Communications and Information Technology Minister, Steven Joyce, announced this week the government had signed a deal with Telecom and Vodafone to roll out its $285 million Rural Broadband Initiative.
The plan is to get broadband with 5 Megabit per second peak speeds to 86 percent of rural homes and businesses over the next six years.
In addition to extending the country’s fibre network by more than 3000 kilometres, 154 new cell phone towers will be built and 380 cell towers upgraded to allow fixed wireless broadband for rural customers.
Steven Joyce says the Initiative will also see 700 rural schools connected to the fibre network.
Rural Women New Zealand national president Liz Evans says this will make a huge difference to rural life, and says she hopes the government can come up with an innovative solution for those who will be missed by the Initiative.

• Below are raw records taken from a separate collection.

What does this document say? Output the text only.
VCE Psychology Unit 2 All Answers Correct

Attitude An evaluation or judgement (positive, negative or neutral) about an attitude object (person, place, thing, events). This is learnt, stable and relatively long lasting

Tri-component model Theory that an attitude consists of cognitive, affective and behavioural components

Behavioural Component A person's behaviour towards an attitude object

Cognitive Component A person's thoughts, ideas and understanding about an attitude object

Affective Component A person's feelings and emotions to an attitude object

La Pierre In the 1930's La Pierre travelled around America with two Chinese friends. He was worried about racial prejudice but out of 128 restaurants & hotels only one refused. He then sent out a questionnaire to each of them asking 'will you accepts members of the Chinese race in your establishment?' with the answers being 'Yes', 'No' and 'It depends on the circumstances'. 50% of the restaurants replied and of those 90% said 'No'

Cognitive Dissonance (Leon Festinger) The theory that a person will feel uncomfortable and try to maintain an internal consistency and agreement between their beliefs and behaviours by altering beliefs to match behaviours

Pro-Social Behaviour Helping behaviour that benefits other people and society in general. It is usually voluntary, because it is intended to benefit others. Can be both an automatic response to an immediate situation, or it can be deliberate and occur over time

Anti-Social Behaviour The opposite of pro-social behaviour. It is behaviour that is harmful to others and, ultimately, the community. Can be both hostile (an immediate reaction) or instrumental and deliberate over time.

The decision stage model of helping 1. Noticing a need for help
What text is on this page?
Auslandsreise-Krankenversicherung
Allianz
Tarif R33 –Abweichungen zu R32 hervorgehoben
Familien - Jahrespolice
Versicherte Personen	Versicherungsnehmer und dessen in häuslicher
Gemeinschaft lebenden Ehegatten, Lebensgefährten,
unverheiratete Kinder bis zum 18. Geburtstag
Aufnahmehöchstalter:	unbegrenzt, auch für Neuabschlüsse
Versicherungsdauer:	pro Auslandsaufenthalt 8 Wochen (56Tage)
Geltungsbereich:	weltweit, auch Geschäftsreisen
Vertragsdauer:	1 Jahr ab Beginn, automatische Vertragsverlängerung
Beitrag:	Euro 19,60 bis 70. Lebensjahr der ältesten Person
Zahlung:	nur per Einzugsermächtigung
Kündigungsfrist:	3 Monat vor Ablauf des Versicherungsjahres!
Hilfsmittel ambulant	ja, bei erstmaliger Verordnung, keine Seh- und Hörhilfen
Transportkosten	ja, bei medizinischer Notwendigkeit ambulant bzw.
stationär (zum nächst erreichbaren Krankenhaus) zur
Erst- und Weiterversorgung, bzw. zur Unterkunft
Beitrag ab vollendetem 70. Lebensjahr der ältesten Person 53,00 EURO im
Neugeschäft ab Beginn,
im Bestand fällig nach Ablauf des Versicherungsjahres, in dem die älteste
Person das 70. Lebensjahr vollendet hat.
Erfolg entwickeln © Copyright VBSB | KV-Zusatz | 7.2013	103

“Obviously we welcome the Vodafone and Telecom initiative and hope they get on with it as quickly as they can, and that it achieves what we’re told it will achieve in terms of fast internet broadband for rural communities, especially rural schools, and that it’s going to be at a reasonable price.”
Federated Farmers president Don Nicolson said this week’s announcement was the culmination of three years of lobbying from the Feds which convinced the government’s to grow its budget from $50 to $285 million.
He says the project will finally put rural New Zealand on an even footing with the main cities.
“It’s way overdue I mean we don’t want to be considered second rate citizens in our own country why shouldn’t our community our people have exactly the same as people in urban, you know in the built up areas of New Zealand.
“A lot of the use is social but famers are businesses, we have families and we can make great use of better connectivity.”
However, the Labour Party is calling for the project to be put on ice after the man who they say designed it, Bruce Parkes, was named in the High Court’s anti-competition ruling against Telecom this week.
Telecom was fined a record $12 million dollars.